This week, University of Bologna Professor Mauro Perani announced the results of carbon-14 tests authenticating the scroll's age as roughly 800 years old.
The scroll dates to between 1155 and 1225, making it the oldest complete Torah scroll on record.
Like all Torah scrolls, this one contains the full text of the five Books of Moses in Hebrew and is prepared according to strict standards for use during religious services.
What a 19th-century cataloguer had interpreted as clumsy mistakes by what he guessed was an awkward 17th-century scribe provided the very clues that led Perani to investigate further. National Geographic spoke by telephone to Perani about his rediscovery.
What led you to take a second look at the scroll?
In 2012, a colleague and I decided to write a new catalog of the [University of Bologna] library's Hebrew manuscript collection. The original librarian and cataloguer from 1889, Leonello Modona, was an educated man but not a scholar. He had dated this scroll to the 17th century with a question mark.
He described the writing in this scroll as "an Italian script, rather clumsy-looking, in which certain letters, as well as the usual crowns and strokes, show uncommon and strange appendices." But when I went to examine the scroll, I saw immediately that it was not the "bad" writing that Modona described. These Hebrew letters were in the Oriental style, not of Palestine, but of the Babylonian tradition, and from a much earlier time than the 17th century.
So what did you do?
I consulted with other colleagues and experts who agreed that this scroll originated from some time between the end of the 11th and the beginning of the 14th century. I then pursued carbon-14 testing at the University of Sorrento; the results showed a date of between [the] second half of the 12th century to [the] beginning of the 13th century. In addition, a second carbon-14 test at the University of Illinois at Urbana-Champaign confirmed the first result.
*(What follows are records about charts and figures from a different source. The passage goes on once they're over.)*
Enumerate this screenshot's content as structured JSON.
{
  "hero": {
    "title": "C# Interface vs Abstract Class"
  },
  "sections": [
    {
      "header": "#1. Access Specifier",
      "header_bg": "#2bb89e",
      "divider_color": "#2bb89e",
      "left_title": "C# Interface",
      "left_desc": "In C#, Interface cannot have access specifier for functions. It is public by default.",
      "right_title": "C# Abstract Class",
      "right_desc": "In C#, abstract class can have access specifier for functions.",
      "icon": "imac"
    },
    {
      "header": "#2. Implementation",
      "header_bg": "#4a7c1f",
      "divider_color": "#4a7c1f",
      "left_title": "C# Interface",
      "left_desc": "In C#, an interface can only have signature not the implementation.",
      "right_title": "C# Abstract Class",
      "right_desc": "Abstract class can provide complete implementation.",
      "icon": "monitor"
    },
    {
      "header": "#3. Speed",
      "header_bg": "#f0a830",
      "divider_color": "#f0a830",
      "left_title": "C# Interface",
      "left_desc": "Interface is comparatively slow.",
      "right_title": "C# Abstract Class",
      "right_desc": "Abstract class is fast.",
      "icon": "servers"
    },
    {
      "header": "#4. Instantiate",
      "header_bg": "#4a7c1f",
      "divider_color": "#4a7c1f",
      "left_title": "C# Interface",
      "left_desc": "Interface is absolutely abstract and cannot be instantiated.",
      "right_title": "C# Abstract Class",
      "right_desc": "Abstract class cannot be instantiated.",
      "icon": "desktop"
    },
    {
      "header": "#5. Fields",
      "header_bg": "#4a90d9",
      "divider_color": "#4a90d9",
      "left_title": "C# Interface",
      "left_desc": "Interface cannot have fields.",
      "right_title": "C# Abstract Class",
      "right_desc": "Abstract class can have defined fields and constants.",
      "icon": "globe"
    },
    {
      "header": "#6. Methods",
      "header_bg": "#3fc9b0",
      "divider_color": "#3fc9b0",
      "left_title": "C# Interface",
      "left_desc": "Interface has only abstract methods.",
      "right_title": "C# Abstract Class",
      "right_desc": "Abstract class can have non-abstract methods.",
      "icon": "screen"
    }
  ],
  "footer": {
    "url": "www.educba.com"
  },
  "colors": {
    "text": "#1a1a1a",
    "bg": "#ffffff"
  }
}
Even before you received the authentication of the carbon-14 dating, were there clues that led you to focus on an early date?
At the end of the 12th century Maimonides [a famous rabbinic authority] set down the rules for how to copy Torah scrolls, and those fixed rules have been followed ever since. This scroll's copyist did not know of those rules. Those rules would have forbidden him from using some of the graphical elements found here, such as use of compression of letters, line justification, and which letters can have [decorative] "crowns" on top.
There is more freedom here. There are also passages whose graphical layout is identical to that of the Aleppo Codex [a Bible in book form], which dates to the 10th century. This all means that either the Torah scroll was made before the death of Maimonides, who died in 1204, or the copyist had not yet learned of those rules. Remember, there was no Internet then to spread the news immediately.
So when did the University of Bologna first obtain this Torah scroll—and how?
This scroll has been at the University of Bologna library for centuries. It's very possible that at some time it came into the possession of a monastery, was later taken to Paris after Napoleon suppressed the monastic and religious orders, and finally restored to Bologna after Napoleon's collapse.
How significant is this discovery?
This is important because this is the entire Torah scroll, the most ancient entire scroll that we know of. We have fragments of other Torah scrolls from the Cairo Geniza that date to the same time or earlier, and they show identical styles to this copyist. Maybe we will find another Torah scroll that is older, but for now this is it.